Pip: There is a particular kind of sermon note that starts with a king dying and ends with the cosmos, and Pastor Goforth has written one of those.

Mara: This episode follows a single extended reflection on Isaiah 6 — the vision, the confession, the call — and how a moment of personal grief becomes the doorway to encountering God.

Pip: Let’s get into it.

I Saw The Lord — Isaiah 6 and the Shape of Encounter

Mara: The post opens with a disarming admission: most of us will never see God with our eyes or hear his voice with our ears, and the question it sits with is what it actually looks like to “see the Lord” through Scripture and Spirit.

Pip: And the framework offered is five words — Posture, Preparation, Provision, Persistence, Presence — which sounds like a conference handout until you realize the post is using them to trace something genuinely personal.

Mara: The anchor passage is Isaiah 6, and the post sets it up through the detail most readers skip. Isaiah and King Uzziah were likely related — uncle or cousin — and Uzziah reigned for fifty-two years before a catastrophic fall: he attempted a priestly sacrifice forbidden to kings, and God struck him with leprosy. His final days were spent, as the post puts it, “in separation, disease, and disgrace.”

Pip: So when Isaiah says “in the year that King Uzziah died,” he is not giving us a timestamp. He is telling us he was grieving.

Mara: That’s exactly the point the post makes. It notes the phrase is “in the year” — not the day, not the week — because loss takes time. Isaiah came to the temple humbled, and what he found there is the famous vision: the Lord seated high and lifted up, seraphim calling out, the room shaking.

Pip: And his first response is not awe. It is collapse.

Mara: The post quotes directly: “Woe is me… I am ruined.” And then the confession — “I am a man of unclean lips, among a people of unclean lips.” The post wonders honestly whether those unclean lips had been asking hard, accusatory questions during the year of grief.

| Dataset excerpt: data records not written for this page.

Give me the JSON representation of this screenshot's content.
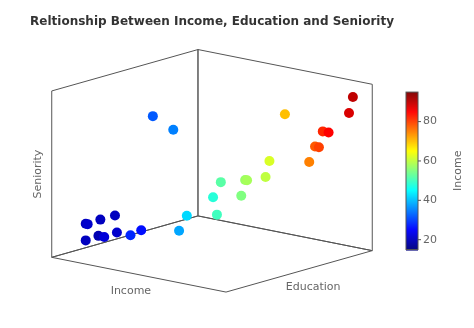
{
  "chart_data": {
    "type": "scatter3d",
    "title": "Reltionship Between Income, Education and Seniority",
    "xlabel": "Income",
    "ylabel": "Education",
    "zlabel": "Seniority",
    "x": [
      20,
      20,
      21,
      19,
      20,
      22,
      21,
      20,
      28,
      26,
      32,
      35,
      38,
      42,
      50,
      48,
      52,
      55,
      57,
      58,
      60,
      62,
      70,
      75,
      78,
      80,
      82,
      85,
      88,
      90
    ],
    "y": [
      1,
      1,
      1,
      2,
      2,
      2,
      3,
      3,
      3,
      4,
      4,
      5,
      5,
      5,
      6,
      6,
      6,
      7,
      7,
      7,
      8,
      8,
      8,
      9,
      9,
      9,
      9,
      9,
      10,
      10
    ],
    "z": [
      1,
      2,
      2,
      1,
      2,
      1,
      1,
      2,
      1,
      1,
      8,
      7,
      1,
      2,
      2,
      3,
      4,
      3,
      4,
      4,
      4,
      5,
      8,
      5,
      6,
      6,
      7,
      7,
      8,
      9
    ],
    "xlim": [
      10,
      100
    ],
    "ylim": [
      0,
      10
    ],
    "zlim": [
      0,
      10
    ],
    "tick_labels": false,
    "grid": false,
    "color": "jet",
    "color_label": "Income",
    "color_range": [
      15,
      95
    ],
    "color_ticks": [
      20,
      40,
      60,
      80
    ]
  }
}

Pip: Which is where the post gets genuinely vulnerable — there is a story about losing a close friend, sitting in an office, and sensing a quiet question: are you going to figure this out? The answer was no, and the pivot that followed was an invitation simply to worship alongside the friend who was already doing exactly that.

Mara: The sequence the post traces is deliberate: see the Lord, then see yourself, then confess — and only then does the voice come. “Then I heard the Voice of the Lord… Who will go for us? I said, Here I am, send me.” The post reads that progression into Psalms 121 through 124 as well, a chain of lifted eyes and arriving help.

Pip: Look up, look in, listen, respond — that is the post’s closing line, and it earns it.


Mara: The through-line here is that encounter with God tends to move through grief and honesty before it arrives at commission.

Pip: Which means “Here I am, send me” is not a brave opening line. It is what comes out the other side of something harder.